А потом никто из них не произнес больше ни слова. Они только прыгали. Безумно и неистово прыгали они взад-вперед через Адский провал. Слышалось только их учащенное дыхание. Да лишь время от времени каркали на зубцах крепостной стены вороны. А в остальном было отвратительно тихо. Казалось, будто замок Маттиса, стоя на горе, затаил дыхание перед чем-то грозным и опасным, что должно вот-вот произойти.
«Да, скоро, верно, мы оба приземлимся на дно Адского провала, — подумала Ронья, — но тогда хотя бы настанет конец этому нескончаемому прыганью!»
И вот Бирк снова перелетел через пропасть прямо ей навстречу, а она приготовилась к новому прыжку. Да, и она тоже. Который раз подряд, она уже не знала. Казалось, будто она никогда ничего другого не делала, кроме как перепрыгивала через пропасти, чтобы избавиться от мошенников этого Борки.
И тут она увидела, как Бирк угодил на камень, лежавший на самом краю пропасти, как раз там, где приземлился. И услыхала, как он крикнул, прежде чем исчезнуть в бездне.
А потом она слышала только карканье ворон. Она закрыла глаза с одним желанием, чтобы этого дня никогда не было. И Бирка тоже не было бы на свете. И чтобы они никогда не прыгали через Адский провал.
Потом она подползла на животе к самому краю пропасти и заглянула вниз. И тут она увидела Бирка. Он стоял прямо под ней, на каком-то камне, или на балке, или на чем-то другом, торчавшем из треснувшей стены. На чем-то таком маленьком, что там помещались лишь его ноги и ничего больше. Он стоял над глубоким Адским провалом, а руки его судорожно нащупывали опору, какую-нибудь щербинку, за которую можно было бы зацепиться и которая помешала бы ему рухнуть вниз, в бездну. Но он знал, и Ронья знала тоже, что самому ему оттуда не выбраться. Ему придется стоять там, пока не иссякнут силы, они оба знали это, а потом Бирка, сына Борки, больше не будет на свете.
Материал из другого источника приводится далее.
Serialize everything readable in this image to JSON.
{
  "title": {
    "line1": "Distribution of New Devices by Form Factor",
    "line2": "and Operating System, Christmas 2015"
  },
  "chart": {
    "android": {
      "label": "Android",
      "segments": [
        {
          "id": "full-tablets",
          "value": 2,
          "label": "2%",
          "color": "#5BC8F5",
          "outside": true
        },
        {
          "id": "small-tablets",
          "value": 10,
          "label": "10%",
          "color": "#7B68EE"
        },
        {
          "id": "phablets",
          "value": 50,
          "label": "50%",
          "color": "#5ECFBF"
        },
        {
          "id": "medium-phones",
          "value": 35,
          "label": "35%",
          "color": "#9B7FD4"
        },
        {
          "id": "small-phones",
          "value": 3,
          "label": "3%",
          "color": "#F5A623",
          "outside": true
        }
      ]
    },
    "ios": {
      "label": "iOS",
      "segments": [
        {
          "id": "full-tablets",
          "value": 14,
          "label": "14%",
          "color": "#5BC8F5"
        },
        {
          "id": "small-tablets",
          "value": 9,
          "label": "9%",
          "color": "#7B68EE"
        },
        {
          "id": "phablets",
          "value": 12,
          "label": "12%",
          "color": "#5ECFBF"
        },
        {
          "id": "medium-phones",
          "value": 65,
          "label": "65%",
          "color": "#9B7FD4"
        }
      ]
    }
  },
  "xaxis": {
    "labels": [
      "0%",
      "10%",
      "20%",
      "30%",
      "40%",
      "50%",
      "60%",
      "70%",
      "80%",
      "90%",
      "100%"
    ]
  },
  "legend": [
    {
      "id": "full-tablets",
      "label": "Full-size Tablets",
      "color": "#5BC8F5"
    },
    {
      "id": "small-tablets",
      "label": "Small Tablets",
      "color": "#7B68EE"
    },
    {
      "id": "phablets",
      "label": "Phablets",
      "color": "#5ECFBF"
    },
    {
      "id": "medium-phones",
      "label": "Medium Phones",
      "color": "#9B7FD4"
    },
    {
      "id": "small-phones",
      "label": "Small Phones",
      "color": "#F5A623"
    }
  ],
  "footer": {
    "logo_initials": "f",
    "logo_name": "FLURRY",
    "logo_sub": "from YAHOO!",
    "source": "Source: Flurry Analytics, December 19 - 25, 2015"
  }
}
— Держись! — сказала Ронья, и он, слегка ухмыльнувшись, ответил:
— Придется! А чем еще здесь заниматься!
Но было заметно, что ему страшно.
Ронья сорвала с себя плетеный кожаный ремень, который всегда носила свернутым в клубок на поясе. Он помогал ей много раз, когда она карабкалась на деревья и цеплялась за ветки во время своей лесной жизни. Теперь она сделала большую петлю на одном конце ремня, а другой обвязала вокруг пояса. Затем она спустила ремень вниз, Бирку, и увидела, как блеснули его глаза, когда ремень, болтаясь, мелькнул над его головой. Да, она увидела: ремень оказался как раз нужной длины, что было большой удачей для этого мошенника, сына Борки.
— Обвяжись ремнем, если можешь, — сказала она. — А когда я крикну, начинай карабкаться вверх! Но не раньше!
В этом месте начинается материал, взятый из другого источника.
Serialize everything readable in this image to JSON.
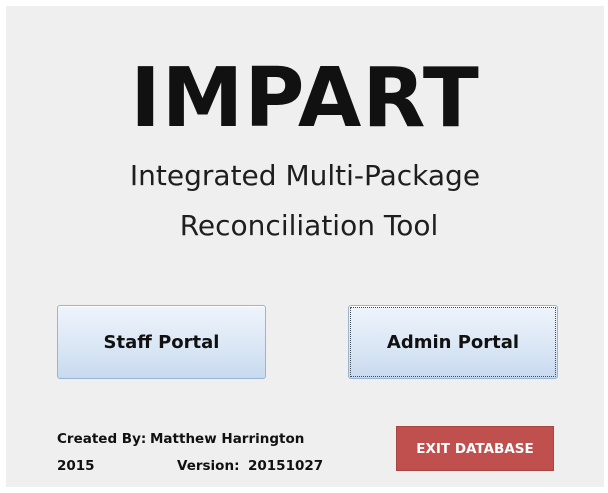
{
  "app": {
    "title": "IMPART",
    "subtitle_line1": "Integrated Multi-Package",
    "subtitle_line2": "Reconciliation Tool"
  },
  "buttons": {
    "staff_portal": "Staff Portal",
    "admin_portal": "Admin Portal",
    "exit": "EXIT DATABASE"
  },
  "footer": {
    "created_by_label": "Created By:",
    "created_by_name": "Matthew Harrington",
    "year": "2015",
    "version_label": "Version:",
    "version_value": "20151027"
  },
  "colors": {
    "background": "#efefef",
    "portal_button": "#dbe7f5",
    "exit_button": "#c0504d"
  }
}
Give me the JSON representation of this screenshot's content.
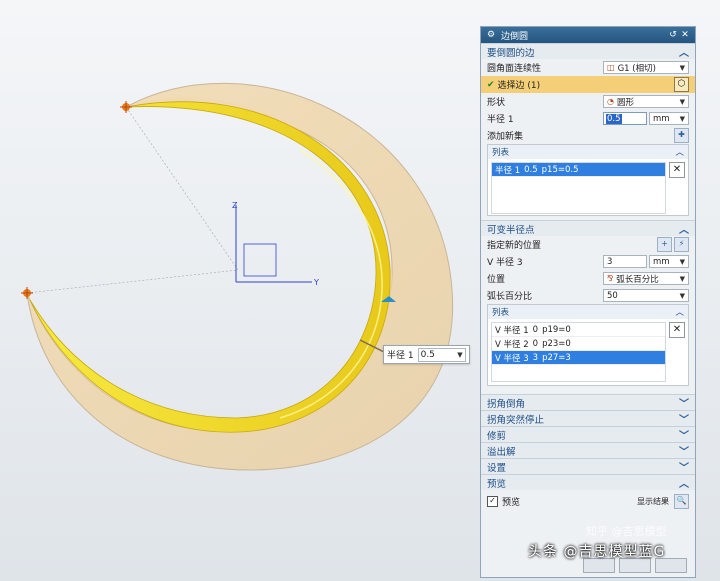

Гроза, разразившаяся той ночью, когда она родилась, вырвала из крепостной стены целую каменную глыбу. И, к счастью, она лежала неподалеку от края пропасти. Ронья улеглась на живот, как раз за этой глыбой, а потом крикнула:
— Давай!
И вскоре почувствовала, как на животе у нее натянулся ремень. Ей стало больно. Каждый рывок ремня, пока Бирк карабкался наверх, заставлял ее стонать.
«Скоро я тоже разорвусь пополам, точь-в-точь как раскололся замок Маттиса», — подумала она и сжала зубы, чтобы не закричать.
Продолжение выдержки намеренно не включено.